Wiener slices with spaghetti hair garnished with spicy chickpeas

Few days ago my friend showed me a photo of cooking idea I instantly loved and, having a kid that loves fun food and surprises, I decided to give it a go.

First you slice Wieners across so slices are about 2cm/1inch thick and you thread spaghetti halves through it. It can be done with long spaghetti but it is a pain to cook them like that and it is awkward to eat them after because nothing is "bite size appropriate".

Prepared slices just add to pot of boling salt water and cook 5-10 minutes, until spahgetti are nice and cooked through (al dente). Drain. If you want you can eat them just as they are, or add a splash of good olive oil or some grated cheese.

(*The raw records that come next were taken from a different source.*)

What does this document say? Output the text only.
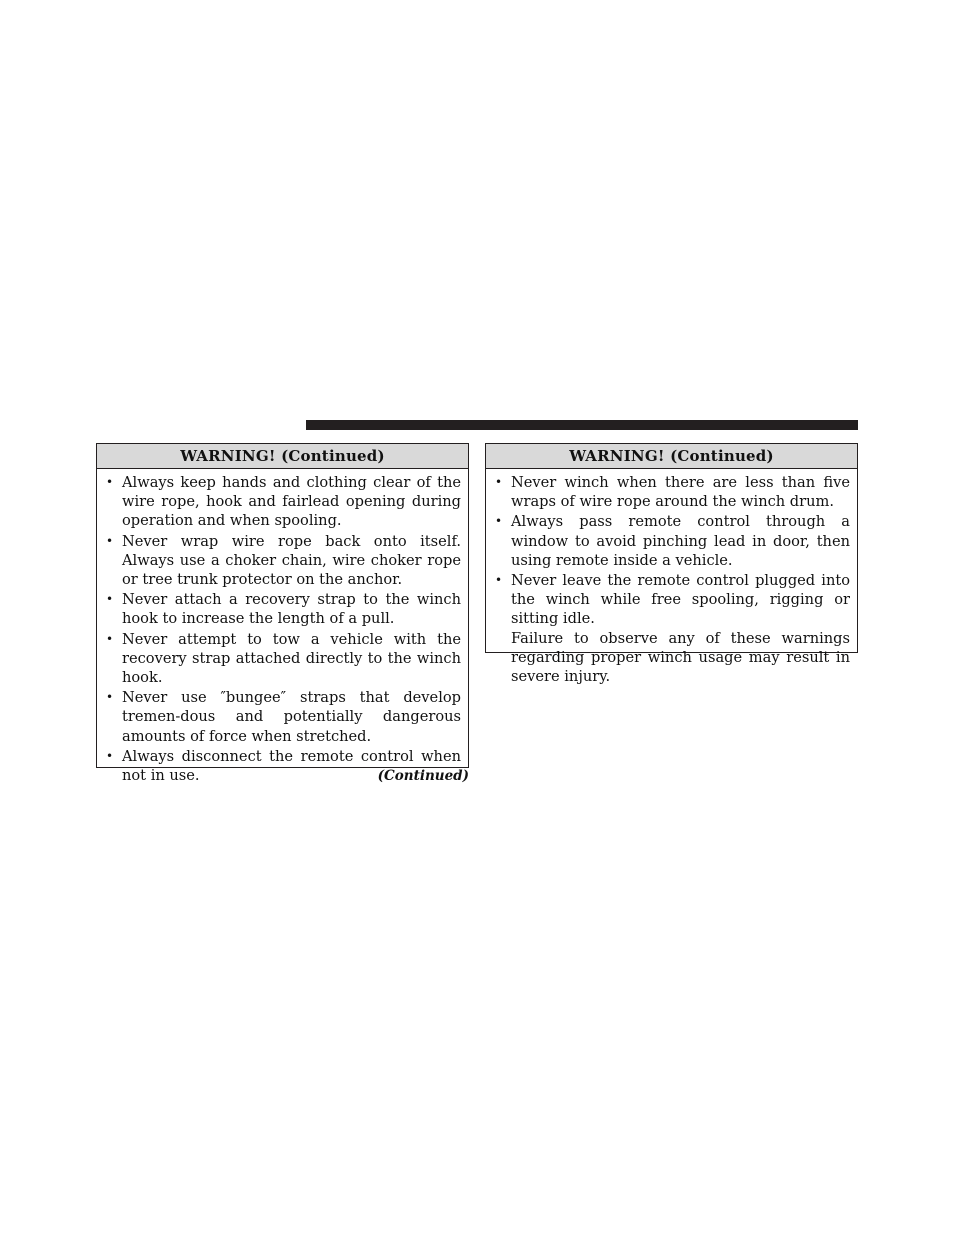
WARNING! (Continued)
• Always keep hands and clothing clear of the wire rope, hook and fairlead opening during operation and when spooling.
• Never wrap wire rope back onto itself. Always use a choker chain, wire choker rope or tree trunk protector on the anchor.
• Never attach a recovery strap to the winch hook to increase the length of a pull.
• Never attempt to tow a vehicle with the recovery strap attached directly to the winch hook.
• Never use ″bungee″ straps that develop tremen-dous and potentially dangerous amounts of force when stretched.
• Always disconnect the remote control when not in use.	(Continued)
WARNING! (Continued)
• Never winch when there are less than five wraps of wire rope around the winch drum.
• Always pass remote control through a window to avoid pinching lead in door, then using remote inside a vehicle.
• Never leave the remote control plugged into the winch while free spooling, rigging or sitting idle.
Failure to observe any of these warnings regarding proper winch usage may result in severe injury.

I wanted a splash more of color so I made garnish with one sliced small onion cooked on diced small slice of bacon in wok pan until light brown and caramelized. I added half tbsp red paprika and half tsp pepper (plus salt if needed), stired until it was nice and fragnant and then added some cooked chickpeas (I had leftovers, but one small drained can will be ok) and some water, just to cover, and I left it to simmer when spaghetti were boiling. I mixed drained spaghetti wieners into it...

 ... and served it with some grated hard goat cheese on top.